Sa conscience lui disait bien de temps en temps qu’il était trop vieux pour apprendre le français, pour changer toute sa manière de vivre, et faire son entrée dans une société plus élevée. Mais s’il ne le pouvait plus, sa fille du moins était en état de monter en rang dans le monde et d’épouser le meilleur d’entre les premiers barons. Quelle heureuse certitude pour baes Gansendonck ! Avant de mourir il aurait le plaisir d’entendre nommer sa Lisa, madame la baronne ! Lui-même serait grand’père de quelques petits barons !

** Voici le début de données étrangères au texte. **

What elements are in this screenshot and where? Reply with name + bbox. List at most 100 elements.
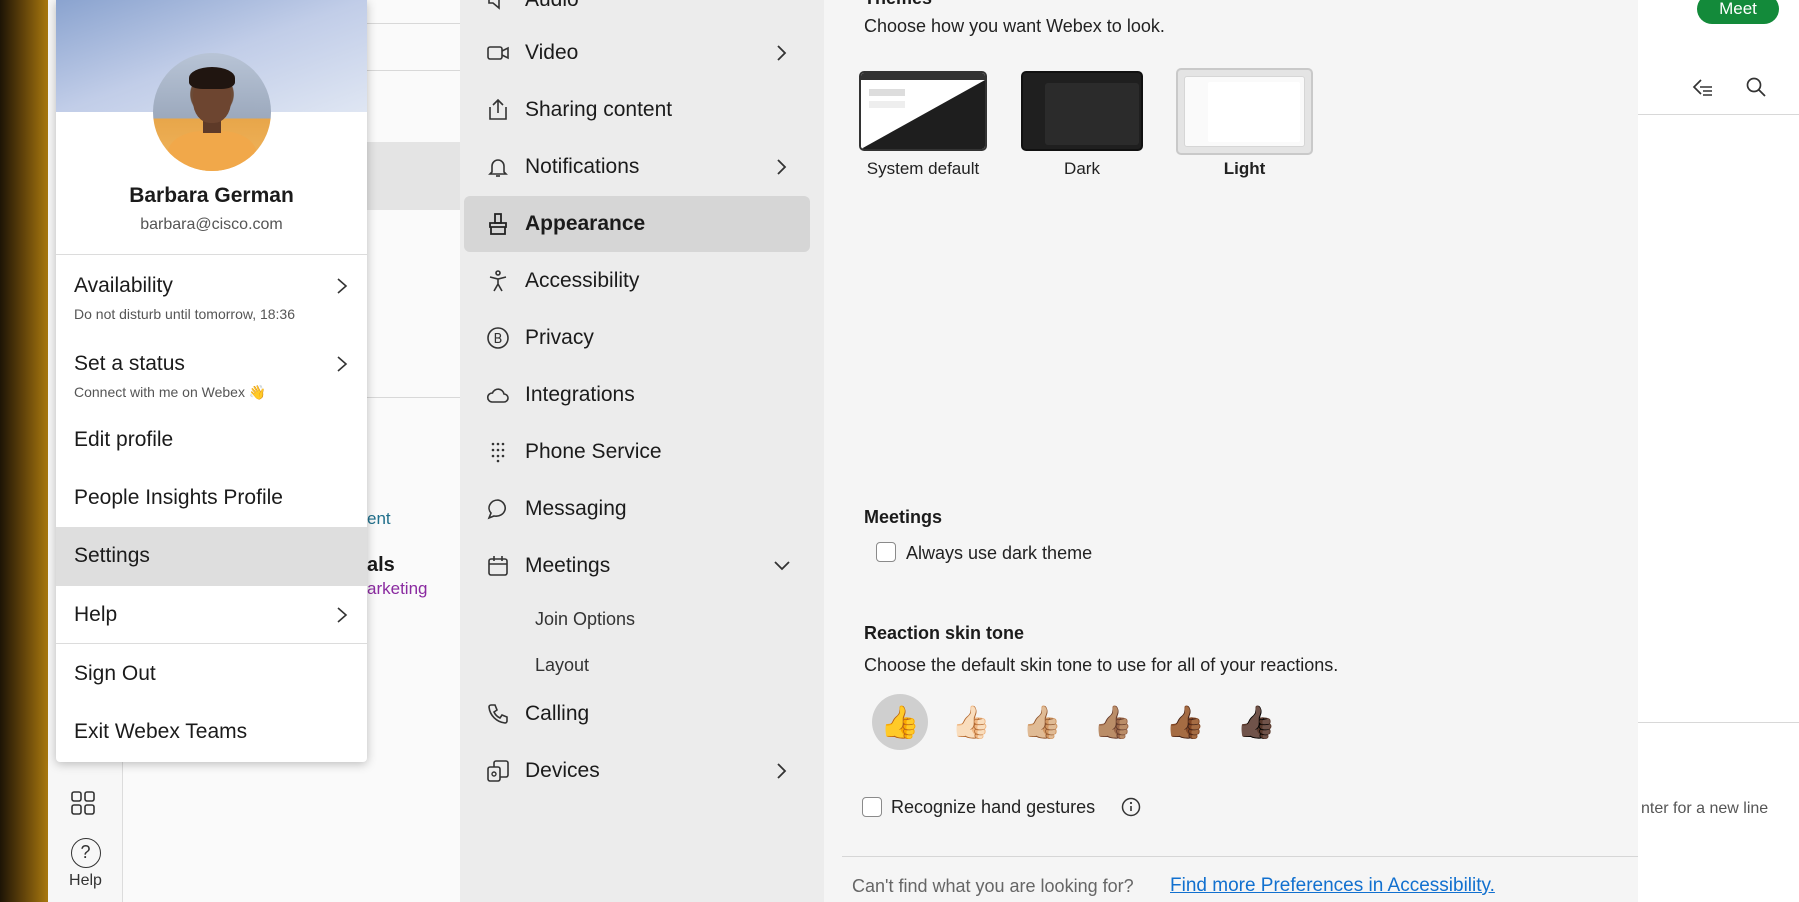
theme-card-dark[interactable] (1021, 71, 1143, 151)
profile-email: barbara@cisco.com (140, 216, 283, 233)
meet-button[interactable]: Meet (1697, 0, 1779, 24)
always-dark-theme-checkbox[interactable] (876, 542, 896, 562)
skin-tone-medium-dark[interactable]: 👍🏾 (1157, 694, 1213, 750)
nav-item-devices[interactable]: Devices (464, 743, 810, 799)
nav-item-meetings[interactable]: Meetings (464, 538, 810, 594)
svg-text:B: B (494, 332, 503, 347)
chevron-right-icon (777, 159, 787, 175)
nav-item-sharing-content[interactable]: Sharing content (464, 82, 810, 138)
nav-label: Phone Service (525, 440, 662, 463)
list-fragment-tag: arketing (367, 579, 428, 598)
recognize-gestures-label: Recognize hand gestures (891, 797, 1096, 817)
list-fragment-text: ent (367, 509, 391, 528)
menu-item-people-insights[interactable]: People Insights Profile (56, 486, 367, 516)
menu-item-label: Exit Webex Teams (74, 720, 248, 743)
nav-item-phone-service[interactable]: Phone Service (464, 424, 810, 480)
menu-item-sublabel: Do not disturb until tomorrow, 18:36 (74, 306, 296, 322)
paintbrush-icon (489, 213, 507, 235)
chevron-right-icon (337, 607, 348, 623)
list-fragment-title: als (367, 554, 395, 576)
footer-prompt: Can't find what you are looking for? (852, 876, 1134, 896)
devices-icon (487, 760, 509, 782)
menu-divider (56, 254, 367, 255)
info-icon[interactable] (1121, 797, 1141, 817)
skin-tone-default[interactable]: 👍 (872, 694, 928, 750)
skin-tone-light[interactable]: 👍🏻 (943, 694, 999, 750)
nav-subitem-layout[interactable]: Layout (535, 655, 589, 676)
right-panel-divider (1638, 722, 1799, 723)
theme-card-system-default[interactable] (859, 71, 987, 151)
accessibility-icon (489, 270, 507, 292)
menu-item-set-status[interactable]: Set a status Connect with me on Webex 👋 (56, 352, 367, 412)
nav-label: Audio (525, 0, 579, 12)
list-divider (367, 70, 460, 71)
themes-heading: Themes (864, 0, 932, 9)
theme-label-light: Light (1223, 159, 1266, 178)
nav-item-appearance[interactable]: Appearance (464, 196, 810, 252)
nav-item-privacy[interactable]: B Privacy (464, 310, 810, 366)
recognize-gestures-checkbox[interactable] (862, 797, 882, 817)
skin-tone-dark[interactable]: 👍🏿 (1228, 694, 1284, 750)
chevron-right-icon (337, 356, 348, 372)
search-icon[interactable] (1745, 76, 1767, 98)
bell-icon (488, 159, 508, 177)
themes-description: Choose how you want Webex to look. (864, 16, 1165, 36)
nav-item-accessibility[interactable]: Accessibility (464, 253, 810, 309)
cloud-icon (486, 388, 509, 403)
apps-grid-icon[interactable] (70, 790, 96, 816)
menu-item-sublabel: Connect with me on Webex 👋 (74, 384, 267, 400)
menu-item-label: Help (74, 603, 118, 626)
composer-hint: nter for a new line (1641, 800, 1769, 817)
share-icon (489, 98, 507, 120)
rail-help-label: Help (69, 872, 102, 889)
nav-item-audio[interactable]: Audio (464, 0, 810, 28)
list-item-highlight (367, 142, 460, 210)
profile-name: Barbara German (129, 184, 294, 207)
menu-item-label: Sign Out (74, 662, 156, 685)
speaker-icon (488, 0, 500, 10)
reply-list-icon[interactable] (1692, 76, 1714, 98)
right-panel (1638, 0, 1799, 902)
chevron-right-icon (337, 278, 348, 294)
rail-help-button[interactable]: ? Help (48, 838, 123, 890)
chevron-right-icon (777, 763, 787, 779)
system-default-theme-preview (861, 73, 985, 149)
menu-item-availability[interactable]: Availability Do not disturb until tomorr… (56, 274, 367, 334)
menu-divider (56, 643, 367, 644)
nav-item-messaging[interactable]: Messaging (464, 481, 810, 537)
nav-item-integrations[interactable]: Integrations (464, 367, 810, 423)
nav-label: Integrations (525, 383, 635, 406)
nav-label: Notifications (525, 155, 640, 178)
theme-card-light[interactable] (1176, 68, 1313, 155)
skin-tone-medium-light[interactable]: 👍🏼 (1014, 694, 1070, 750)
nav-label: Meetings (525, 554, 611, 577)
skin-tone-medium[interactable]: 👍🏽 (1085, 694, 1141, 750)
always-dark-theme-label: Always use dark theme (906, 543, 1093, 563)
nav-subitem-join-options[interactable]: Join Options (535, 609, 635, 630)
help-icon: ? (70, 838, 101, 868)
profile-menu: Barbara German barbara@cisco.com Availab… (56, 0, 367, 762)
menu-item-help[interactable]: Help (56, 603, 367, 633)
nav-item-calling[interactable]: Calling (464, 686, 810, 742)
privacy-icon: B (487, 327, 509, 349)
video-icon (487, 46, 509, 60)
menu-item-sign-out[interactable]: Sign Out (56, 662, 367, 692)
nav-label: Privacy (525, 326, 594, 349)
accessibility-preferences-link[interactable]: Find more Preferences in Accessibility. (1170, 875, 1495, 897)
theme-label-dark: Dark (1064, 159, 1100, 178)
nav-label: Appearance (525, 212, 646, 235)
nav-label: Messaging (525, 497, 627, 520)
menu-item-label: Edit profile (74, 428, 174, 451)
nav-label: Sharing content (525, 98, 673, 121)
phone-icon (488, 704, 508, 724)
avatar (153, 53, 271, 171)
nav-label: Video (525, 41, 579, 64)
nav-item-video[interactable]: Video (464, 25, 810, 81)
skin-tone-heading: Reaction skin tone (864, 623, 1025, 643)
settings-nav: Audio Video Sharing content Notification… (460, 0, 824, 902)
nav-label: Accessibility (525, 269, 640, 292)
menu-item-edit-profile[interactable]: Edit profile (56, 428, 367, 458)
menu-item-exit[interactable]: Exit Webex Teams (56, 720, 367, 750)
nav-item-notifications[interactable]: Notifications (464, 139, 810, 195)
menu-item-settings[interactable]: Settings (56, 527, 367, 586)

On comprend que l’amour de Karel le brasseur commençât dès lors à le contrarier vivement, et qu’il accusât, dans son for intérieur, le joyeux garçon d’être un obstacle à l’avenir de sa fille. Déjà il avait parlé de Karel en présence de Lisa avec une méprisante aigreur, et dit des choses qui avaient tellement blessé la jeune fille que, pour la première fois de sa vie elle s’était révoltée avec dépit contre son père et avait versé des larmes amères au moins pendant deux heures.

Pour ne pas affliger sa fille, il s’abstint de toute attaque directe contre l’amour du brasseur, mais il se promit bien de retarder le mariage par des expédients jusqu’à ce que le temps vint arracher à Lisa le bandeau qui l’aveuglait, et qu’elle-même se convainquit que Karel n’était rien qu’un grossier paysan comme les autres.